Shutterstock/ Orest lyzhechka
You know how everyone is familiar with the idea of extraterrestrial visitors, but the only people who allegedly get abducted are from rural areas? That’s kind of how it works for chupacabras. Meaning “goat-sucker” in Spanish, these legendary (and likely mythical) creatures attack and drink the blood of livestock, and have been spotted everywhere from Chile to Russia to Maine — however, a large majority of the stories seem to come from Texas. Pull up a list of recent reported chupacabra “sightings,” and you’ll see notable tales from San Antonio (three in 2004), Coleman (2005), Cuero (2007 and 2008), Blanco (2009), Hood County and Cresson (2010), Lake Jackson (2011), and Victoria County and Ratcliff (2014).
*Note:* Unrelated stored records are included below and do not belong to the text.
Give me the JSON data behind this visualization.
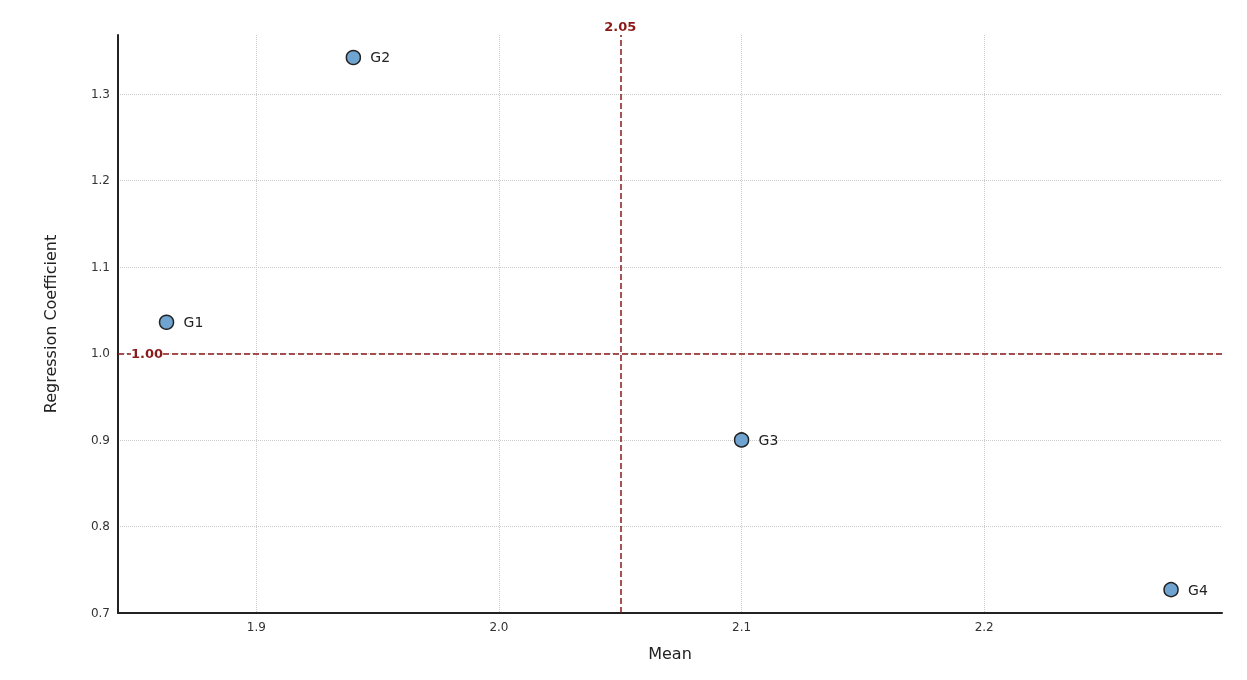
{
  "chart_data": {
    "type": "scatter",
    "xlabel": "Mean",
    "ylabel": "Regression Coefficient",
    "x": [
      1.863,
      1.94,
      2.1,
      2.277
    ],
    "values": [
      1.036,
      1.342,
      0.9,
      0.727
    ],
    "color": "#6fa3d0",
    "marker": "circle",
    "grid": true,
    "xlim": [
      1.843,
      2.298
    ],
    "xticks": [
      1.9,
      {
        "value": 2.0,
        "label": "2.0"
      },
      2.1,
      2.2
    ],
    "ylim": [
      0.7,
      1.368
    ],
    "yticks": [
      0.7,
      0.8,
      0.9,
      {
        "value": 1.0,
        "label": "1.0"
      },
      1.1,
      1.2,
      1.3
    ],
    "ref_lines": [
      {
        "axis": "x",
        "value": 2.05,
        "label": "2.05",
        "color": "#8b1a1a",
        "line_style": "dashed"
      },
      {
        "axis": "y",
        "value": 1.0,
        "label": "1.00",
        "color": "#8b1a1a",
        "line_style": "dashed"
      }
    ],
    "annotations": [
      {
        "text": "G1",
        "x": 1.863,
        "y": 1.036
      },
      {
        "text": "G2",
        "x": 1.94,
        "y": 1.342
      },
      {
        "text": "G3",
        "x": 2.1,
        "y": 0.9
      },
      {
        "text": "G4",
        "x": 2.277,
        "y": 0.727
      }
    ]
  }
}
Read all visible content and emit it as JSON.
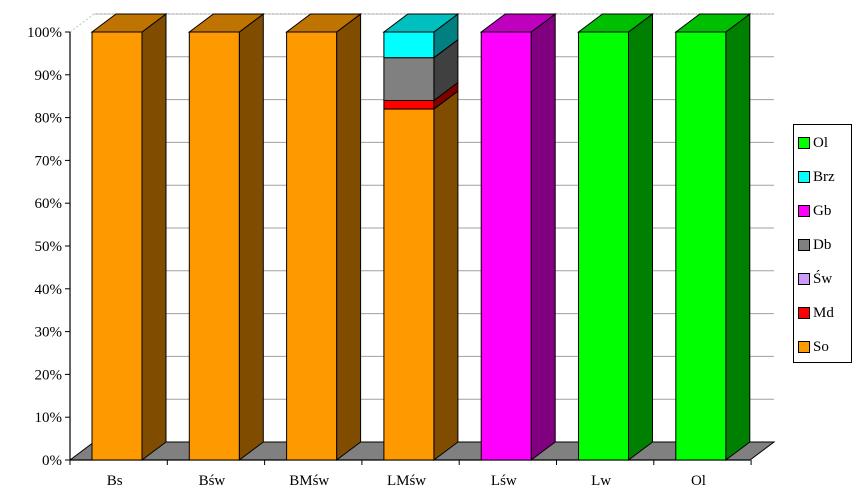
{
  "chart_data": {
    "type": "bar",
    "stacked": true,
    "percent_stacked": true,
    "three_d": true,
    "categories": [
      "Bs",
      "Bśw",
      "BMśw",
      "LMśw",
      "Lśw",
      "Lw",
      "Ol"
    ],
    "y_ticks": [
      "0%",
      "10%",
      "20%",
      "30%",
      "40%",
      "50%",
      "60%",
      "70%",
      "80%",
      "90%",
      "100%"
    ],
    "ylim": [
      0,
      100
    ],
    "grid": true,
    "legend_position": "right",
    "series": [
      {
        "name": "So",
        "color": "#FF9900",
        "values": [
          100,
          100,
          100,
          82,
          0,
          0,
          0
        ]
      },
      {
        "name": "Md",
        "color": "#FF0000",
        "values": [
          0,
          0,
          0,
          2,
          0,
          0,
          0
        ]
      },
      {
        "name": "Św",
        "color": "#CC99FF",
        "values": [
          0,
          0,
          0,
          0,
          0,
          0,
          0
        ]
      },
      {
        "name": "Db",
        "color": "#808080",
        "values": [
          0,
          0,
          0,
          10,
          0,
          0,
          0
        ]
      },
      {
        "name": "Gb",
        "color": "#FF00FF",
        "values": [
          0,
          0,
          0,
          0,
          100,
          0,
          0
        ]
      },
      {
        "name": "Brz",
        "color": "#00FFFF",
        "values": [
          0,
          0,
          0,
          6,
          0,
          0,
          0
        ]
      },
      {
        "name": "Ol",
        "color": "#00FF00",
        "values": [
          0,
          0,
          0,
          0,
          0,
          100,
          100
        ]
      }
    ],
    "legend_order": [
      "Ol",
      "Brz",
      "Gb",
      "Db",
      "Św",
      "Md",
      "So"
    ]
  }
}
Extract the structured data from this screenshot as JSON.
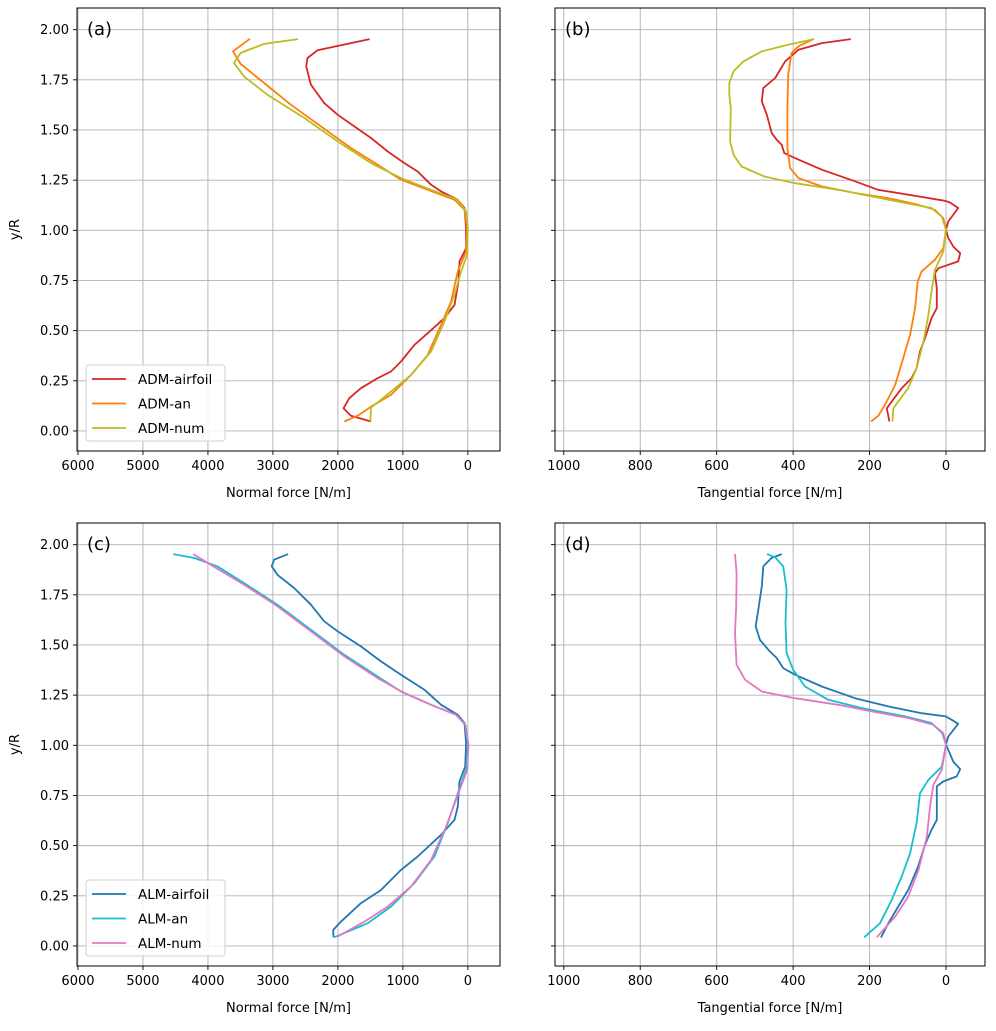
{
  "chart_data": [
    {
      "type": "line",
      "panel_label": "(a)",
      "xlabel": "Normal force [N/m]",
      "ylabel": "y/R",
      "xlim": [
        6015,
        -495
      ],
      "ylim": [
        -0.1,
        2.108
      ],
      "xticks": [
        6000,
        5000,
        4000,
        3000,
        2000,
        1000,
        0
      ],
      "xtick_labels": [
        "6000",
        "5000",
        "4000",
        "3000",
        "2000",
        "1000",
        "0"
      ],
      "yticks": [
        0,
        0.25,
        0.5,
        0.75,
        1.0,
        1.25,
        1.5,
        1.75,
        2.0
      ],
      "ytick_labels": [
        "0.00",
        "0.25",
        "0.50",
        "0.75",
        "1.00",
        "1.25",
        "1.50",
        "1.75",
        "2.00"
      ],
      "show_yticklabels": true,
      "grid": true,
      "legend": "lower-left",
      "series": [
        {
          "name": "ADM-airfoil",
          "color": "#d62728",
          "x": [
            1512,
            2314,
            2468,
            2488,
            2416,
            2211,
            2005,
            1748,
            1491,
            1234,
            977,
            771,
            566,
            411,
            154,
            51,
            26,
            26,
            129,
            144,
            206,
            360,
            617,
            823,
            1028,
            1183,
            1388,
            1645,
            1825,
            1913,
            1800,
            1491
          ],
          "y": [
            1.953,
            1.897,
            1.859,
            1.817,
            1.726,
            1.634,
            1.576,
            1.518,
            1.46,
            1.393,
            1.335,
            1.293,
            1.227,
            1.194,
            1.152,
            1.111,
            1.011,
            0.911,
            0.845,
            0.745,
            0.628,
            0.562,
            0.487,
            0.429,
            0.346,
            0.296,
            0.263,
            0.213,
            0.163,
            0.113,
            0.076,
            0.047
          ]
        },
        {
          "name": "ADM-an",
          "color": "#ff7f0e",
          "x": [
            3352,
            3614,
            3496,
            3136,
            2725,
            2262,
            1800,
            1388,
            1028,
            617,
            206,
            51,
            10,
            26,
            154,
            257,
            411,
            617,
            874,
            1183,
            1491,
            1697,
            1902
          ],
          "y": [
            1.955,
            1.892,
            1.829,
            1.734,
            1.626,
            1.518,
            1.41,
            1.327,
            1.252,
            1.202,
            1.152,
            1.102,
            1.011,
            0.894,
            0.795,
            0.645,
            0.529,
            0.379,
            0.279,
            0.18,
            0.121,
            0.076,
            0.047
          ]
        },
        {
          "name": "ADM-num",
          "color": "#bcbd22",
          "x": [
            2612,
            3136,
            3496,
            3599,
            3445,
            3085,
            2519,
            2005,
            1491,
            1028,
            566,
            154,
            26,
            0,
            10,
            103,
            206,
            360,
            566,
            874,
            1183,
            1491,
            1501
          ],
          "y": [
            1.953,
            1.929,
            1.884,
            1.834,
            1.767,
            1.676,
            1.56,
            1.443,
            1.335,
            1.26,
            1.202,
            1.152,
            1.094,
            1.011,
            0.878,
            0.795,
            0.678,
            0.545,
            0.396,
            0.279,
            0.196,
            0.116,
            0.047
          ]
        }
      ]
    },
    {
      "type": "line",
      "panel_label": "(b)",
      "xlabel": "Tangential force [N/m]",
      "ylabel": "",
      "xlim": [
        1023,
        -102
      ],
      "ylim": [
        -0.1,
        2.108
      ],
      "xticks": [
        1000,
        800,
        600,
        400,
        200,
        0
      ],
      "xtick_labels": [
        "1000",
        "800",
        "600",
        "400",
        "200",
        "0"
      ],
      "yticks": [
        0,
        0.25,
        0.5,
        0.75,
        1.0,
        1.25,
        1.5,
        1.75,
        2.0
      ],
      "ytick_labels": [],
      "show_yticklabels": false,
      "grid": true,
      "legend": "none",
      "series": [
        {
          "name": "ADM-airfoil",
          "color": "#d62728",
          "x": [
            249,
            325,
            386,
            421,
            447,
            478,
            482,
            469,
            456,
            443,
            430,
            423,
            395,
            325,
            238,
            178,
            72,
            3,
            -10,
            -32,
            -6,
            0,
            -6,
            -19,
            -37,
            -32,
            -6,
            20,
            29,
            24,
            24,
            38,
            55,
            68,
            77,
            90,
            116,
            142,
            155,
            148
          ],
          "y": [
            1.953,
            1.933,
            1.9,
            1.842,
            1.759,
            1.709,
            1.643,
            1.576,
            1.485,
            1.451,
            1.426,
            1.385,
            1.36,
            1.302,
            1.244,
            1.202,
            1.169,
            1.147,
            1.139,
            1.111,
            1.044,
            1.003,
            0.961,
            0.919,
            0.886,
            0.845,
            0.828,
            0.811,
            0.786,
            0.712,
            0.612,
            0.562,
            0.462,
            0.396,
            0.313,
            0.263,
            0.213,
            0.146,
            0.113,
            0.047
          ]
        },
        {
          "name": "ADM-an",
          "color": "#ff7f0e",
          "x": [
            347,
            386,
            404,
            413,
            415,
            415,
            408,
            386,
            325,
            238,
            151,
            72,
            29,
            7,
            0,
            7,
            29,
            64,
            74,
            81,
            94,
            112,
            133,
            160,
            177,
            196
          ],
          "y": [
            1.953,
            1.917,
            1.884,
            1.776,
            1.609,
            1.41,
            1.31,
            1.26,
            1.219,
            1.186,
            1.16,
            1.127,
            1.102,
            1.061,
            1.003,
            0.911,
            0.853,
            0.795,
            0.745,
            0.612,
            0.479,
            0.362,
            0.229,
            0.13,
            0.076,
            0.047
          ]
        },
        {
          "name": "ADM-num",
          "color": "#bcbd22",
          "x": [
            345,
            413,
            482,
            530,
            556,
            567,
            567,
            563,
            565,
            556,
            535,
            475,
            395,
            282,
            195,
            107,
            38,
            11,
            0,
            7,
            29,
            38,
            46,
            59,
            77,
            99,
            125,
            138,
            140
          ],
          "y": [
            1.953,
            1.925,
            1.892,
            1.842,
            1.792,
            1.734,
            1.676,
            1.609,
            1.443,
            1.377,
            1.318,
            1.268,
            1.235,
            1.202,
            1.169,
            1.136,
            1.111,
            1.069,
            1.003,
            0.894,
            0.803,
            0.695,
            0.579,
            0.446,
            0.313,
            0.213,
            0.146,
            0.113,
            0.047
          ]
        }
      ]
    },
    {
      "type": "line",
      "panel_label": "(c)",
      "xlabel": "Normal force [N/m]",
      "ylabel": "y/R",
      "xlim": [
        6015,
        -495
      ],
      "ylim": [
        -0.1,
        2.108
      ],
      "xticks": [
        6000,
        5000,
        4000,
        3000,
        2000,
        1000,
        0
      ],
      "xtick_labels": [
        "6000",
        "5000",
        "4000",
        "3000",
        "2000",
        "1000",
        "0"
      ],
      "yticks": [
        0,
        0.25,
        0.5,
        0.75,
        1.0,
        1.25,
        1.5,
        1.75,
        2.0
      ],
      "ytick_labels": [
        "0.00",
        "0.25",
        "0.50",
        "0.75",
        "1.00",
        "1.25",
        "1.50",
        "1.75",
        "2.00"
      ],
      "show_yticklabels": true,
      "grid": true,
      "legend": "lower-left",
      "series": [
        {
          "name": "ALM-airfoil",
          "color": "#1f77b4",
          "x": [
            2766,
            2982,
            3018,
            2931,
            2674,
            2416,
            2211,
            2005,
            1645,
            1337,
            1028,
            668,
            411,
            154,
            51,
            26,
            41,
            129,
            154,
            206,
            411,
            771,
            1028,
            1337,
            1645,
            1954,
            2072,
            2067
          ],
          "y": [
            1.953,
            1.925,
            1.892,
            1.85,
            1.784,
            1.701,
            1.618,
            1.568,
            1.493,
            1.418,
            1.352,
            1.277,
            1.202,
            1.152,
            1.111,
            1.011,
            0.894,
            0.82,
            0.695,
            0.628,
            0.554,
            0.446,
            0.379,
            0.279,
            0.213,
            0.121,
            0.08,
            0.043
          ]
        },
        {
          "name": "ALM-an",
          "color": "#17becf",
          "x": [
            4535,
            4216,
            3856,
            3445,
            2931,
            2416,
            1902,
            1388,
            1028,
            566,
            180,
            41,
            0,
            26,
            154,
            308,
            514,
            823,
            1183,
            1542,
            2056
          ],
          "y": [
            1.953,
            1.934,
            1.892,
            1.809,
            1.701,
            1.576,
            1.451,
            1.343,
            1.268,
            1.202,
            1.152,
            1.102,
            1.003,
            0.878,
            0.761,
            0.612,
            0.446,
            0.313,
            0.196,
            0.113,
            0.043
          ]
        },
        {
          "name": "ALM-num",
          "color": "#e377c2",
          "x": [
            4226,
            3959,
            3445,
            2931,
            2416,
            1902,
            1388,
            977,
            566,
            180,
            36,
            -10,
            10,
            164,
            334,
            566,
            874,
            1234,
            1594,
            2005
          ],
          "y": [
            1.953,
            1.9,
            1.801,
            1.693,
            1.568,
            1.443,
            1.335,
            1.26,
            1.202,
            1.152,
            1.102,
            1.003,
            0.878,
            0.745,
            0.595,
            0.429,
            0.296,
            0.196,
            0.121,
            0.047
          ]
        }
      ]
    },
    {
      "type": "line",
      "panel_label": "(d)",
      "xlabel": "Tangential force [N/m]",
      "ylabel": "",
      "xlim": [
        1023,
        -102
      ],
      "ylim": [
        -0.1,
        2.108
      ],
      "xticks": [
        1000,
        800,
        600,
        400,
        200,
        0
      ],
      "xtick_labels": [
        "1000",
        "800",
        "600",
        "400",
        "200",
        "0"
      ],
      "yticks": [
        0,
        0.25,
        0.5,
        0.75,
        1.0,
        1.25,
        1.5,
        1.75,
        2.0
      ],
      "ytick_labels": [],
      "show_yticklabels": false,
      "grid": true,
      "legend": "none",
      "series": [
        {
          "name": "ALM-airfoil",
          "color": "#1f77b4",
          "x": [
            430,
            456,
            478,
            482,
            491,
            498,
            487,
            461,
            443,
            426,
            395,
            325,
            238,
            151,
            64,
            1,
            -15,
            -32,
            -6,
            0,
            -19,
            -37,
            -28,
            7,
            24,
            24,
            38,
            55,
            73,
            99,
            125,
            151,
            170
          ],
          "y": [
            1.953,
            1.934,
            1.892,
            1.792,
            1.676,
            1.593,
            1.526,
            1.468,
            1.435,
            1.385,
            1.352,
            1.293,
            1.235,
            1.194,
            1.16,
            1.144,
            1.127,
            1.107,
            1.044,
            1.003,
            0.919,
            0.881,
            0.845,
            0.82,
            0.795,
            0.628,
            0.579,
            0.504,
            0.396,
            0.279,
            0.196,
            0.113,
            0.042
          ]
        },
        {
          "name": "ALM-an",
          "color": "#17becf",
          "x": [
            468,
            447,
            426,
            417,
            420,
            417,
            400,
            369,
            308,
            221,
            107,
            38,
            10,
            0,
            11,
            46,
            68,
            77,
            94,
            116,
            142,
            173,
            214
          ],
          "y": [
            1.953,
            1.937,
            1.892,
            1.776,
            1.609,
            1.46,
            1.377,
            1.293,
            1.227,
            1.186,
            1.144,
            1.111,
            1.061,
            1.003,
            0.894,
            0.828,
            0.761,
            0.612,
            0.462,
            0.346,
            0.229,
            0.113,
            0.043
          ]
        },
        {
          "name": "ALM-num",
          "color": "#e377c2",
          "x": [
            552,
            548,
            549,
            552,
            548,
            526,
            482,
            395,
            282,
            195,
            99,
            33,
            7,
            0,
            11,
            33,
            42,
            50,
            72,
            99,
            133,
            181
          ],
          "y": [
            1.953,
            1.859,
            1.693,
            1.559,
            1.401,
            1.327,
            1.268,
            1.235,
            1.202,
            1.169,
            1.136,
            1.102,
            1.061,
            1.003,
            0.878,
            0.803,
            0.695,
            0.545,
            0.379,
            0.246,
            0.146,
            0.043
          ]
        }
      ]
    }
  ]
}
Most of the creatures in these cases turned out to be coyotes suffering from severe mange, but that doesn’t change the fact that the chupacabra legend is still alive and well in Texas, more so than anywhere else in the world.
If you don’t hear what someone said, but prefer not to use the phrases “excuse me?” or “pardon?” it is perfectly acceptable in Texas to say, “Do what?” It can be used in almost any situation, even if the person talking to you is not describing an action. For example, if your friend casually remarks that the weather is “hotter than a stolen tamale,” and you’re not paying attention, you can simply ask, “Do what?”
“Don’t Mess With Texas”
Of course, Texans would be the only people to use the phrase “don’t mess with Texas,” but you’re more likely to see it said in print than hear it out loud. For some background, the slogan was actually first used by the Texas Department of Transportation in a statewide campaign to reduce littering, but it has since been printed on numerous tourist souvenirs and other items as an identity statement and declaration of Texas swagger. It is also the official motto of the USS Texas submarine and the unofficial slogan for the entire state. In case you were wondering, that original campaign is credited for helping to reduce litter on Texas highways by roughly 72 percent between 1986 and 1990.
If you’re not from Texas, you probably have no idea what this is, and likely have never even heard the term before. Homecoming mums are basically elaborate corsages given from a student to his/her dance date, but there’s really nothing basic about them. These accessories are often bigger’n Dallas, with a dinner-plate-sized portion at the top (which can include flowers, bows, stuffed animals, and even LED lights), as well as streamers, ribbons, and/or strings of feathers that can extend down for several feet. These are usually given to the girls, with the guys receiving similar, smaller ones (called “garters”), which they pin on their sleeves.
Although most of the country is familiar with the greeting “howdy,” it is almost exclusively used in Texas as a shortened version of the question “how do you do?” Cowboy movies are mostly to blame for the phrase’s notoriety outside of the Lone Star State, and it is often presented with the stereotypical addition of “partner” on the end.
Before refrigerators and freezers were invented, folks would use insulated boxes containing blocks of ice, which were aptly named “iceboxes.” Even though they have now been replaced with the aforementioned ubiquitous electronic appliances, some people in the South — Texas especially — will still use the old-school term when referring to fridge portion.
An artificial pool, pond, reservoir, or cistern used to hold water for livestock or irrigation is also called a tank, which is a term generally only used by those familiar with life on a ranch or farm — which are especially popular in Texas.
Another name for a laundromat, the term “washateria” originated in Fort Worth, Texas, after Noah Brannen opened the first self-service laundry facility in 1936. It’s definitely a dated term, but one that is very much still in use among many Texans.